China is 60 times the size of Saudi Arabia, and most experts agree that the sheer volume of traffic would be impossible to police. But Beijing has risen to the challenge, throwing people, money and technology at the problem. The more lurid accounts talk of an e-police force of 100,000 people employed to scour the net, blocking sites and checking e-mails. The numbers are exaggerated, but analysts agree that teams of computer scientists run a firewall with at least four different kinds of filter.via Google News
Second, look at what the Chinese are censoring. Much of the commentary suggests that China is an iron-clad Stalinist state, shielded from global events by the "great firewall of China".
But analogies with Russia and eastern Europe in the 1980s are misleading. The governments of the Soviet bloc looked on powerlessly as their grey world of propaganda was eclipsed by Technicolor images of a better life in the West.
But China is already part of the capitalist world. It is awash with information, products and all the baubles of the consumer society. With every year that passes, the number of people with access to these goodies grows.
What Google has been asked to censor are perennial political taboos: articles on Tibet, Taiwan, Tiananmen Square and Falun Gong - as well as pieces criticising the Communist Party's rule. But this kind of censorship is relatively subtle, aimed not at shutting China off from the world, but zeroing in on political controversy. Google estimates that less than two per cent of internet searches will be affected.
The third lesson is the most profound. What worries China the most is not information coming in from outside. It is Chinese people talking to one another.
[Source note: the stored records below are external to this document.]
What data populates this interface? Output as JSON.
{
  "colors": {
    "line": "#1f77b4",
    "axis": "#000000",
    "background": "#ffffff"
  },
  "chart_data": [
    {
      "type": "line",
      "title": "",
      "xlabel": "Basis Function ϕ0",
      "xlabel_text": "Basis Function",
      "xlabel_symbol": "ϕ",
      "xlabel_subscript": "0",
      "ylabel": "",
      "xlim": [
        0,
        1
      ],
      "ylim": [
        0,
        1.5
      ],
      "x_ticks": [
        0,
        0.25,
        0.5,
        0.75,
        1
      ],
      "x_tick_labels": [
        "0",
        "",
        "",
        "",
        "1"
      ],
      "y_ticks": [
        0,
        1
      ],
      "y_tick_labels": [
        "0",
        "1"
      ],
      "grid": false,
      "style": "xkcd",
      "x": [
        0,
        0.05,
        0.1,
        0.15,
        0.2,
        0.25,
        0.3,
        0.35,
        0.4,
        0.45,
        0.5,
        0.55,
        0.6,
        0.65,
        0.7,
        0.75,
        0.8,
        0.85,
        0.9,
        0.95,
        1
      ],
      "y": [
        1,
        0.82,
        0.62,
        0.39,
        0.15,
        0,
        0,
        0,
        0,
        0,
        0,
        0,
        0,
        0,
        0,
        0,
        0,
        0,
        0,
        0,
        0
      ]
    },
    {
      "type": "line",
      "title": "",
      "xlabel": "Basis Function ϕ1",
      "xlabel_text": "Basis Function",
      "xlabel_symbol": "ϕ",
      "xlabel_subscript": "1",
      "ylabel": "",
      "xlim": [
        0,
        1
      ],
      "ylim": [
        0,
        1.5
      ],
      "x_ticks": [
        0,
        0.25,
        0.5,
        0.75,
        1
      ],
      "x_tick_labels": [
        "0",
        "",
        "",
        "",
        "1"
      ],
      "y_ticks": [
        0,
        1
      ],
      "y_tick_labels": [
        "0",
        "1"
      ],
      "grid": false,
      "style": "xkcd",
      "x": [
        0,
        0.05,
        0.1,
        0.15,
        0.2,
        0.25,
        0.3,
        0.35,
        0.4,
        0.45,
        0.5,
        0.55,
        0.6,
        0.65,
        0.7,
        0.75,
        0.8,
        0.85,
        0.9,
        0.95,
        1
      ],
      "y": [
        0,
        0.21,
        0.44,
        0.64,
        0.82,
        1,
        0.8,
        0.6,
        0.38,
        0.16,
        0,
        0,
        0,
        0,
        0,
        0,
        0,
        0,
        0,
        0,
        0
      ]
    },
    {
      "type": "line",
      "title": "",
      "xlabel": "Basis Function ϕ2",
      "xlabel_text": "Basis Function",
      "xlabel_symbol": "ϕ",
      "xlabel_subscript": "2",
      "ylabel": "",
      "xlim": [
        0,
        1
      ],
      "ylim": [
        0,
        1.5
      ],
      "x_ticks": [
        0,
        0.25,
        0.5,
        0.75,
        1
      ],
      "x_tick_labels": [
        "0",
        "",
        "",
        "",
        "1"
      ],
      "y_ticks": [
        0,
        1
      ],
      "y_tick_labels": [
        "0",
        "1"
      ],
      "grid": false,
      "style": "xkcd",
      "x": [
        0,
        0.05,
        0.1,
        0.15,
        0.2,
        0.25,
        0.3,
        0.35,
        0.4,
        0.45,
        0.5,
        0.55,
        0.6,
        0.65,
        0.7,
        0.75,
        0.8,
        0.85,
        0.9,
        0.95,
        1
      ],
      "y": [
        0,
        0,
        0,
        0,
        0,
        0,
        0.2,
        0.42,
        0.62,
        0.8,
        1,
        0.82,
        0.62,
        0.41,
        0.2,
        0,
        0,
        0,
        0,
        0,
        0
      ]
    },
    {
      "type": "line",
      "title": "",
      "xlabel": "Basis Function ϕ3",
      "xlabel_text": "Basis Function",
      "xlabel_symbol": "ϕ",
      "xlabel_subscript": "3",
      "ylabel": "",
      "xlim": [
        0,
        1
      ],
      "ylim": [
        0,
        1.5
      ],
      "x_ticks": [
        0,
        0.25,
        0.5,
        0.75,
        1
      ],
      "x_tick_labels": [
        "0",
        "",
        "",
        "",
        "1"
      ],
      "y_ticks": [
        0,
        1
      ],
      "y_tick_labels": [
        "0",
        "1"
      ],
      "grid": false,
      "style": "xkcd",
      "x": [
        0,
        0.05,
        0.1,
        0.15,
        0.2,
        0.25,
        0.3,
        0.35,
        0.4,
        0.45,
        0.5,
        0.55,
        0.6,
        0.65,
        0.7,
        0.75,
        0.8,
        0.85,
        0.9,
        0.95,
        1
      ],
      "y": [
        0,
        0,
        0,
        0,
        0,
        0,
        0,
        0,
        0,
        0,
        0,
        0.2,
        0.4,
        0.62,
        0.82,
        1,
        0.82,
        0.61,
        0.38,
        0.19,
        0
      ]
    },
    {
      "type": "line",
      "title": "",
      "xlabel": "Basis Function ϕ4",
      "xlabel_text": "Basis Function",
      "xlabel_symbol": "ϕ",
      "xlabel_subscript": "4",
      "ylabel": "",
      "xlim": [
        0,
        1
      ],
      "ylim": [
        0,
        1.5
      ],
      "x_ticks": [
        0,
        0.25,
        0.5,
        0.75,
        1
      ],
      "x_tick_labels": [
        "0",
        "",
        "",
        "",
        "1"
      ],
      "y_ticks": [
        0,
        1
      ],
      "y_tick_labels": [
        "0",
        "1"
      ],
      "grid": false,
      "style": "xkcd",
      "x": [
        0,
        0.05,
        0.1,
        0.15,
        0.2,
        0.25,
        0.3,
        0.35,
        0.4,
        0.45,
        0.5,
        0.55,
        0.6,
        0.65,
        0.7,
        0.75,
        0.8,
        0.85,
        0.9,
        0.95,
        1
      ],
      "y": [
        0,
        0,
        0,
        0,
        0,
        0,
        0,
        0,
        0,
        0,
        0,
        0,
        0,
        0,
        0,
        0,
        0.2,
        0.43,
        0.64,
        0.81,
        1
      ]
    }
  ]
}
China's laws on the freedom of assembly are Draconian. Charities, trade unions and religious groups are kept under close surveillance and regularly banned. The ferocity with which the Communist Party suppresses the herbivorous and mild-mannered Falun Gong has puzzled many outside observers. But Beijing is not afraid of the content of their meetings; it is afraid of them meeting at all....
But however impressive the Chinese mastery of the internet has become, it is hard to see how the profusion of information circulating around China can fail to leave its mark on the country's politics. The great firewall is already springing leaks....
Many Chinese are also taking refuge in the world of digital images, which can be sent between mobiles or e-mailed as attachments, escaping the filters of the censor. Finally, there is the ingenuity of the Chinese people, who often write to each other in coded language (using stories as allegories). This has led many cyber-pundits to predict that, although Google's avant-garde credentials have been tarnished, the dream of a democratic China has not been deferred.
Rebecca MacKinnon's RConversation blog is among the best English-language sources about censorship and the Chinese blogosphere.
I wonder how many people incensed at Google's compromises with the Chinese government are equally incensed about the myriad of much nastier compromises routinely tolerated by the multitude of NGOs, news reporters, and "peacekeepers" trying to make a small difference under conditions of far deadlier tyranny and chaos around the world.